Post-linkage data validation • Used to estimate minimum false-match rates by identifying implausible scenarios within the data.
 ^ For example, linkage of a hospital admission record following a known date of death could indicate a false-match; as could linkage of multiple death records to a single census record (Blakely and Salmond, 2002; Hagger-Johnson et al., 2014).

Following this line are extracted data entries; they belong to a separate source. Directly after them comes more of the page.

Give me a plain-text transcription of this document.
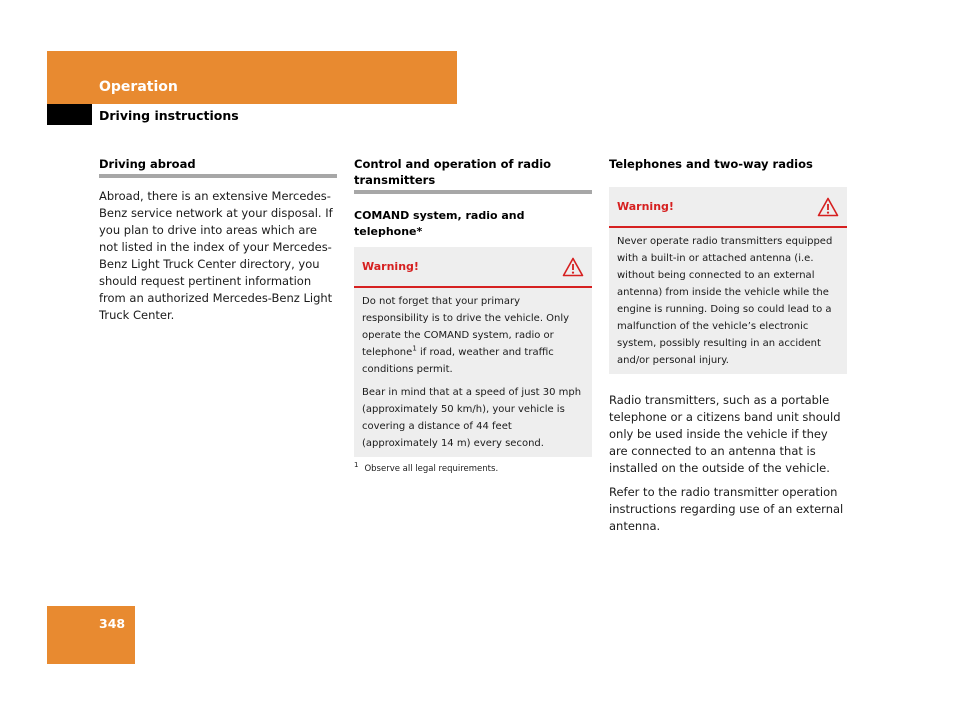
Operation
Driving instructions

Driving abroad

Abroad, there is an extensive Mercedes-Benz service network at your disposal. If you plan to drive into areas which are not listed in the index of your Mercedes-Benz Light Truck Center directory, you should request pertinent information from an authorized Mercedes-Benz Light Truck Center.

Control and operation of radio transmitters

COMAND system, radio and telephone*

Warning!

Do not forget that your primary responsibility is to drive the vehicle. Only operate the COMAND system, radio or telephone$^1$ if road, weather and traffic conditions permit.

Bear in mind that at a speed of just 30 mph (approximately 50 km/h), your vehicle is covering a distance of 44 feet (approximately 14 m) every second.

$^1$ Observe all legal requirements.

Telephones and two-way radios

Warning!

Never operate radio transmitters equipped with a built-in or attached antenna (i.e. without being connected to an external antenna) from inside the vehicle while the engine is running. Doing so could lead to a malfunction of the vehicle’s electronic system, possibly resulting in an accident and/or personal injury.

Radio transmitters, such as a portable telephone or a citizens band unit should only be used inside the vehicle if they are connected to an antenna that is installed on the outside of the vehicle.

Refer to the radio transmitter operation instructions regarding use of an external antenna.

348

Sensitivity analyses • Used to assess the extent to which results vary according to different linkage criteria.
• Could involve changing the linkage algorithm or changing the threshold within probabilistic linkage, and re-running analyses to evaluate any impact on results (Lariscy, 2011).
 ^ For example, comparing results over a range of match weights could help identify the direction of the effect of linkage errors on outcomes of interest (Moore et al., 2014).
Comparing characteristics of linked and unlinked data • Used to identify any differences in linkage rates for different subgroups of individuals.
 ^ For example, comparing rates of preterm birth in linked and unlinked maternity records (Ford et al., 2006; Harron et al., 2016).
• Where not all records are expected to match, distributions of variables in the linked data can be compared to external sources (e.g. age and/or ethnic group distributions from national census data) to explore any evidence of selection bias (Harron et al., 2016).